I am not talking about channels like MeTV who show old shows that were filmed in the 60’s and never upscaled or had their negatives rescanned.
I’m specifically talking about current network channels (ABC, NBC, CBS, etc)
What I meant was having a cable company providing 2 feeds of the same channel: one in true HD resolution with a full 16:9 picture (no pillar box), the other feed is pillarboxed.
Comast (here in MD) has low numbered channels that for lack of a better term are SD. But if you hit your info button on the remote there is an option that says “watch in HD” which if you select, takes you to a different channel.
The non-HD feed is in 4:3 and is clearly in 480 line resolution.
This is the feed I am “complaining” about since it clearly must be catering to a small portion of the viewing community. All these feeds add up and have forced Comcast to not provide HD options of certain channels to subscribers despite their existence on other systems.
Old shows that were filmed in the '60s don’t need to be upscaled; film already has more visual information than can be faithfully rendered even by high-definition video.
Why should a cable company (at this point in time) waste bandwidth by carrying both 4:3/SD version of a fulltime HD network and its 16:9 HD counterpart? Are there that many people watching NCIS or Big Bang Theory on an old tube set with a converter box?
I don’t see FM stations still broadcasting duplicate programming in the old 42-50 MHz band, people had to buy new radios.
There are some out there. Cable providers can certainly generate the numbers based on their usage data. It will get phased out, but some people adopt technology slower than others. It will happen, but it’s not clear that there’s much of a need to rush it.
Where have you seen the claim that cable providers are unable to provide some HD content because they are using up bandwidth providing SD content?
But they converted those TV shows from film to videotape long ago, well before HD was a thing. So the broadcasts they’re showing are digitized versions of the 480i videotape conversion of the film. No one is going back to the old Mary Tyler Moore films and redigitizing them in 4k.
I have called Comcast (and Cablevision back in the day) and complained that certain channels weren’t in HD. I was told insufficient bandwidth. In my area today, FS2 (fox sports 2nd channel) is only available in SD. It is in HD in my friend’s area (in another state, so I know it exists).
Some older shows were filmed and they certainly have re-scanned them. Start Trek and ST:TNG come to mind. You can see the difference if another channel (like MeTV) shows the original versions; the image is at best upscaled.
I think we’re agreeing with each other? psychonaut said that shows filmed in the 60’s “don’t need to be upscaled.” If you rescan them from the original film now, sure. But with a few exceptions, they haven’t been, they’ve just been showing the digital versions of the 480i videotapes from when they first went into syndication.
I don’t know about filmed shows from the 1960s, but filmed shows from the 1980s have certainly been preserved on film and scanned for home media release and HD broadcast.
Star Trek: The Next Generation is somewhat of an exception, in that the live-action sequences were filmed, but all the special effects were done using a video transfer.

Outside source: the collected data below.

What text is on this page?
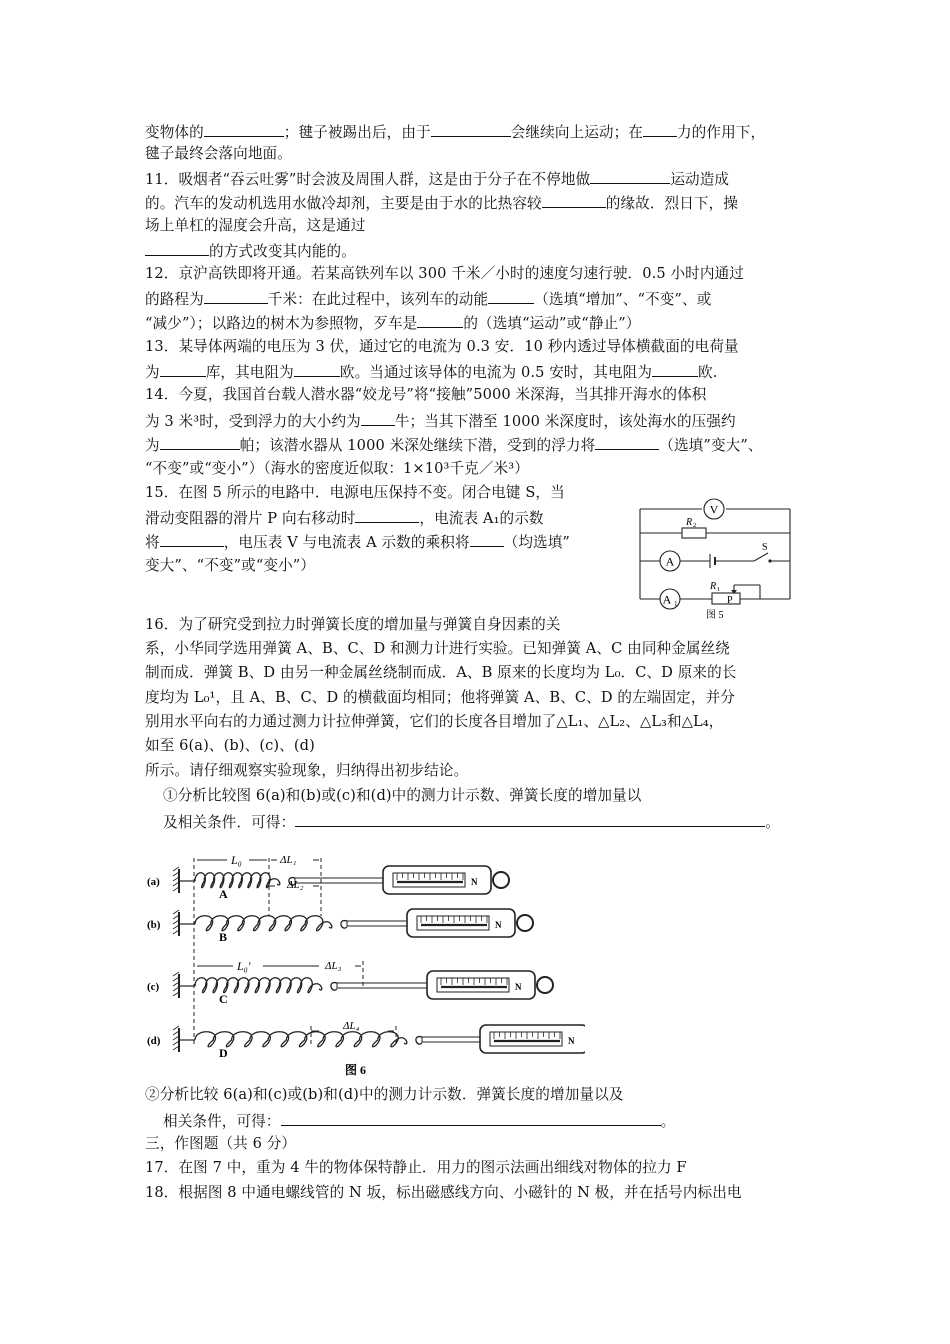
变物体的	；毽子被踢出后，由于	会继续向上运动；在 力的作用下，
毽子最终会落向地面。
11．吸烟者“吞云吐雾”时会波及周围人群，这是由于分子在不停地做	运动造成
的。汽车的发动机选用水做冷却剂，主要是由于水的比热容较	的缘故．烈日下，操
场上单杠的湿度会升高，这是通过
的方式改变其内能的。
12．京沪高铁即将开通。若某高铁列车以 300 千米／小时的速度匀速行驶．0.5 小时内通过
的路程为	千米：在此过程中，该列车的动能	（选填“增加”、“不变”、或
“减少”）；以路边的树木为参照物，歹车是	的（选填“运动”或“静止”）
13．某导体两端的电压为 3 伏，通过它的电流为 0.3 安．10 秒内透过导体横截面的电荷量
为	库，其电阻为	欧。当通过该导体的电流为 0.5 安时，其电阻为	欧.
14．今夏，我国首台载人潜水器“姣龙号”将“接触”5000 米深海，当其排开海水的体积
为 3 米³时，受到浮力的大小约为 牛；当其下潜至 1000 米深度时，该处海水的压强约
为	帕；该潜水器从 1000 米深处继续下潜，受到的浮力将	（选填”变大”、
“不变”或“变小”）（海水的密度近似取：1×10³千克／米³）
15．在图 5 所示的电路中．电源电压保持不变。闭合电键 S，当
滑动变阻器的滑片 P 向右移动时	，电流表 A₁的示数
将	，电压表 V 与电流表 A 示数的乘积将 （均选填”
变大”、“不变”或“变小”）
16．为了研究受到拉力时弹簧长度的增加量与弹簧自身因素的关
系，小华同学选用弹簧 A、B、C、D 和测力计进行实验。已知弹簧 A、C 由同种金属丝绕
制而成．弹簧 B、D 由另一种金属丝绕制而成．A、B 原来的长度均为 L₀．C、D 原来的长
度均为 L₀¹，且 A、B、C、D 的横截面均相同；他将弹簧 A、B、C、D 的左端固定，并分
别用水平向右的力通过测力计拉伸弹簧，它们的长度各目增加了△L₁、△L₂、△L₃和△L₄，
如至 6(a)、(b)、(c)、(d)
所示。请仔细观察实验现象，归纳得出初步结论。
①分析比较图 6(a)和(b)或(c)和(d)中的测力计示数、弹簧长度的增加量以
及相关条件．可得：	。
②分析比较 6(a)和(c)或(b)和(d)中的测力计示数．弹簧长度的增加量以及
相关条件，可得：	。
三，作图题（共 6 分）
17．在图 7 中，重为 4 牛的物体保特静止．用力的图示法画出细线对物体的拉力 F
18．根据图 8 中通电螺线管的 N 坂，标出磁感线方向、小磁针的 N 极，并在括号内标出电
V
A
A 1
R 2
R 1
P
S
图 5
(a)
A
N
(b)
B
N
(c)
C
N
(d)
D
N
L₀	ΔL₁
ΔL₂
L₀′	ΔL₃
ΔL₄
图 6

When the series was rereleased for HD, it wasn’t simply a matter of digitizing the film, but of painstakingly redoing each and every one of the special effects using modern CGI.

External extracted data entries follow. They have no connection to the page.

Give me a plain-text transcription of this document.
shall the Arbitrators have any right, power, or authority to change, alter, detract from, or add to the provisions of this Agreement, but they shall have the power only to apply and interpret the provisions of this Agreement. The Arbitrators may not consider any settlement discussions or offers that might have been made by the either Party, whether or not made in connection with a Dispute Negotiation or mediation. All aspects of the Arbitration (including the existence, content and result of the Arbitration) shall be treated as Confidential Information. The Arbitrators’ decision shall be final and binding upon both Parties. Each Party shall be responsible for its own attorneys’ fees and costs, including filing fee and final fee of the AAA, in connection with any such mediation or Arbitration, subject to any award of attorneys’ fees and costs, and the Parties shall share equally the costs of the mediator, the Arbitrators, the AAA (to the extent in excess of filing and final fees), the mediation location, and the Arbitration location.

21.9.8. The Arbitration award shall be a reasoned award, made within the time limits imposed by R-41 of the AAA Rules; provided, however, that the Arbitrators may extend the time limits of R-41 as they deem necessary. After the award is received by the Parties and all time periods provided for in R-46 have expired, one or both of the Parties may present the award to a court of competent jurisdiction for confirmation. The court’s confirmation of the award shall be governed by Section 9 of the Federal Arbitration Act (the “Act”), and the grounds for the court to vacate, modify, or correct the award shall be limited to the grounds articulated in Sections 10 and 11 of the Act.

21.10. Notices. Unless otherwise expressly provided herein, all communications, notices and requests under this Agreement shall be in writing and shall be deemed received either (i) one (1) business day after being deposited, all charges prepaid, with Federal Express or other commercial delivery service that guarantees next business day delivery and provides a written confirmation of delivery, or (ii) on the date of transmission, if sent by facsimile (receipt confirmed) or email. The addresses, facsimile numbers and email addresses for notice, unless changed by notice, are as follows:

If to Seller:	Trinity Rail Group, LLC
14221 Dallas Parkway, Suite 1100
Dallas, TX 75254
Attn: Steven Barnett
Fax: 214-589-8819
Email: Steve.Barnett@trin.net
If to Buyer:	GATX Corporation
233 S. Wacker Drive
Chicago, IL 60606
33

By having a basic tier in SD, Comcast can advertise one price for programming and charge $10 more for the ability to tune in the same programming in HD. I think every HD channel has an SD equivalent (but some channels in my lineup are only SD). Even if the only STB you can get is HD, Comcast Weill still charge the HD Programming Fee on top of the rate on the rate card when you get that HD box.*
*One exception is if you have a TiVo DVR and weren’t charged the HD fee at some point along the way. I get HD programs on my HD TiVos without paying the HD fee to Comcast - but on the Comcast Roku app I can only tune to the SD channels because the $10 fee isn’t on my bill (as explained by a Comcast employee).
Edit: There are also SD-only digital tuning adaptors that you can rent for a couple of dollars a month. They only tune up to channel 99 in my experience. When Comcast first went all digital there wasn’t a fee for a DTA but after a few years that ended.